Hello, isn't it a case of ... "well, here we need wetlab Sanger sequencing"? I certainly can share, but I need to find a time slot to relaunch DeepVariant with the production of evidence bam. I will be on it because I am curious. @MariaNattestad where can I send you the bam?
Hi @aderzelle If the question is why a variant is getting called when you see no sign of it in the original bam, then that can only be answered by inspecting the realigned bam, not by additional sequencing. It seems likely given the split reads that you are seeing the signal of some kind of misassembly or structural variant (if the genomes producing the bam and the reference are not the same). If seeing the realigned bam does not answer your question, then you can send the files to marianattestad@google.com and I can take a look. I would need to see the original bam, the realigned bam, the reference genome, and the position of the variant you are asking about.

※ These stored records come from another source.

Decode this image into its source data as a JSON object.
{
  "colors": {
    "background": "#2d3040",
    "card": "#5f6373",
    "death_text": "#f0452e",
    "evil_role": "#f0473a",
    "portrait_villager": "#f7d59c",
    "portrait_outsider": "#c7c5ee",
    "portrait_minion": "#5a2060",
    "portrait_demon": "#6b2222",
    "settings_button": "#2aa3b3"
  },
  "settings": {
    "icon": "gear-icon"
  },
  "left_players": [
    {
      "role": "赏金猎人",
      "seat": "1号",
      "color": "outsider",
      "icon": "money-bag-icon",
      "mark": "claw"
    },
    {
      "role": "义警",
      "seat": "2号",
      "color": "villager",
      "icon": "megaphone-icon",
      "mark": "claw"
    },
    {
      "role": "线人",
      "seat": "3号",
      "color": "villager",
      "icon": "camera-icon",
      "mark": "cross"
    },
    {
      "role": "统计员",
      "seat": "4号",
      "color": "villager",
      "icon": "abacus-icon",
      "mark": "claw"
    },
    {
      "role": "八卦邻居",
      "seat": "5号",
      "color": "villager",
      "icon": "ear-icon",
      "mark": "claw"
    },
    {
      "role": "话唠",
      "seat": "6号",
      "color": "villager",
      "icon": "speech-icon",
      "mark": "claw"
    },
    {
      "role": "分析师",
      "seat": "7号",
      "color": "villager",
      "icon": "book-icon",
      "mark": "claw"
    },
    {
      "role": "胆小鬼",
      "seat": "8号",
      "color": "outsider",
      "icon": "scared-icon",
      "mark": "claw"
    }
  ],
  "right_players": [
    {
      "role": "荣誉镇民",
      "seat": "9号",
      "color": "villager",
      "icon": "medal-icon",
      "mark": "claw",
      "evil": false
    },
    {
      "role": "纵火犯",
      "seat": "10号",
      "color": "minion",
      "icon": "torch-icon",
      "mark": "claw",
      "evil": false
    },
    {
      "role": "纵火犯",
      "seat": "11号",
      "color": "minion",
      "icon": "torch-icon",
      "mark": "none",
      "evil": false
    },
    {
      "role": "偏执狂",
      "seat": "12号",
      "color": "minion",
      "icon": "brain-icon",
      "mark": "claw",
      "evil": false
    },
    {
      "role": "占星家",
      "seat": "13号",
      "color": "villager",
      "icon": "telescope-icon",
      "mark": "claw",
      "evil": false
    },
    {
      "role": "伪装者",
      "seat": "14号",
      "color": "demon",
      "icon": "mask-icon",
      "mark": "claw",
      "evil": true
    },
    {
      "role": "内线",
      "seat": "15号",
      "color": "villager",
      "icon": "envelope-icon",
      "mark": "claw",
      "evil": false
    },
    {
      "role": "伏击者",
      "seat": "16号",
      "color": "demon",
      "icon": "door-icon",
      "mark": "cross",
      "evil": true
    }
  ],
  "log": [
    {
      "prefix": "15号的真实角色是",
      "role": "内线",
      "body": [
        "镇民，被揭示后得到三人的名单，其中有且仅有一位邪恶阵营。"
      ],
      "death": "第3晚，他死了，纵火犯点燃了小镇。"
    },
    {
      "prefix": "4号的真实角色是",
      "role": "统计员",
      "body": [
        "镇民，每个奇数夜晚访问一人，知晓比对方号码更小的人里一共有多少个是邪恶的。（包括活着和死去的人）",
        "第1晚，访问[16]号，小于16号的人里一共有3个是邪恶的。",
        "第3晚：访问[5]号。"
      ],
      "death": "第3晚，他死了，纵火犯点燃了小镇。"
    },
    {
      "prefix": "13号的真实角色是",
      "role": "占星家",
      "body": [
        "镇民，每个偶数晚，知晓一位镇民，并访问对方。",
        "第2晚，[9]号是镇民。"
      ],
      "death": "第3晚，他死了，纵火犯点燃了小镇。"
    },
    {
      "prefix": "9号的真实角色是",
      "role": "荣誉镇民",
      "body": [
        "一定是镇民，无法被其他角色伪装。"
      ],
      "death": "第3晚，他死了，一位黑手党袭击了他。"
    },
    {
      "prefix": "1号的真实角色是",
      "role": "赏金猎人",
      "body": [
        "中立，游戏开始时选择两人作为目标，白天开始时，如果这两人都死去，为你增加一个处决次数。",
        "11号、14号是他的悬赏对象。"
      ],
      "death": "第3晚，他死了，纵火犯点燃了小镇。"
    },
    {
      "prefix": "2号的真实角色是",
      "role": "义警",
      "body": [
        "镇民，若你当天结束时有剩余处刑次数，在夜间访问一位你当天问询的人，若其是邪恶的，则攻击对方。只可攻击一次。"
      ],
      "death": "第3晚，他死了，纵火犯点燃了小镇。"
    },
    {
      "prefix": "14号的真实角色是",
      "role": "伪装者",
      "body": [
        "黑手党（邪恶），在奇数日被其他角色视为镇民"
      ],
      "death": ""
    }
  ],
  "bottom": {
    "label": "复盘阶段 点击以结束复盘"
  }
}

@aderzelle DeepVariant performs local realignment by default (can be disabled with
--norealign_reads
for themake_examples
step). Realignment may cause this region to look a bit different than what you see in the original BAM, explaining the candidates that are generated.By default, the realigned reads do not get written out, but you can use the flags below to output the realigned reads to a file called
realigned_reads.bam
. These flags can be added to themake_examples
step so that you can inspect the realigned data.
--emit_realigned_reads
- enables writing out of realigned reads--realigner_diagnostics=/path/to/dir
- path to which the reads will be written
Hello, how are we supposed to pass those arguments with the one-step wrapper script?
I tried
docker run -v "${INPUT_DIR}":"/input" -v "${OUTPUT_DIR}:/output" google/deepvariant:"${BIN_VERSION}" /opt/deepvariant/bin/run_deepvariant --model_type=WGS --ref=/input/shasta_final.fa --reads="/input/${SAMPLE}.sorted.bam" --regions="/input/ARCcestor.bed" --output_vcf=/output/${SAMPLE}.vcf.gz --output_gvcf=/output/${SAMPLE}.g.vcf.gz --num_shards="${N_SHARDS}" --customized_model="/input/mosquito_model/model.ckpt-97700" --make_examples_extra_args=emit_realigned_reads,realigner_diagnostics=/media/urbe/MyADrive/12-03-2020_DeepVariant_NDPD/bam_diagnostics
but runs into
Traceback (most recent call last):
File "/opt/deepvariant/bin/run_deepvariant.py", line 317, in <module>
app.run(main)
File "/usr/local/lib/python2.7/dist-packages/absl/app.py", line 300, in run
_run_main(main, args)
File "/usr/local/lib/python2.7/dist-packages/absl/app.py", line 251, in _run_main
sys.exit(main(argv))
File "/opt/deepvariant/bin/run_deepvariant.py", line 304, in main
commands = create_all_commands()
File "/opt/deepvariant/bin/run_deepvariant.py", line 276, in create_all_commands
sample_name=FLAGS.sample_name))
File "/opt/deepvariant/bin/run_deepvariant.py", line 182, in make_examples_command
kwargs.update(_extra_args_to_dict(extra_args))
File "/opt/deepvariant/bin/run_deepvariant.py", line 135, in _extra_args_to_dict
(flag_name, flag_value) = extra_arg.split('=')
ValueError: need more than 1 value to unpack
EDIT: ah ok, the flag must explicitly be set to "=true" ^^'
Hello, (me again sorry), I am eyeballing bam files for evaluation of candidates. Mostly it's fine (I open a lot of issues but I want to stress that most reported variants seem correct). But here is a very, very strange case to my eyes.
Here is the gvcf line
That looks all right to me, seems like a "solid" candidate. But now, let's look at the bam
the relevant position is the first C starting from the right. As you see, there is not a single T base there. The site seems perfectly homozygous for C:C.
However, a bit on the left, you can see that many of the mapped reads abruptly end at the same position with a T. It's not a variant but something a bit strange seems to happen in that region.
So far it's the only such case I have. Do you have any idea of what's going on?
Here are the lines from the gVCF before the site. The abrupt T position is at 17434056, so in a block with no candidate. But just right after, for a few bases, DeepVariant threw a few calls that are completely not supported by the mapping.
any idea of what's going on there? It's a bit annoying in the sense that I don't know how I could have caught that without eyeballing the alignment. In my experiment I plan to eyeball all my candidates anyway (because there are less than 100 of them).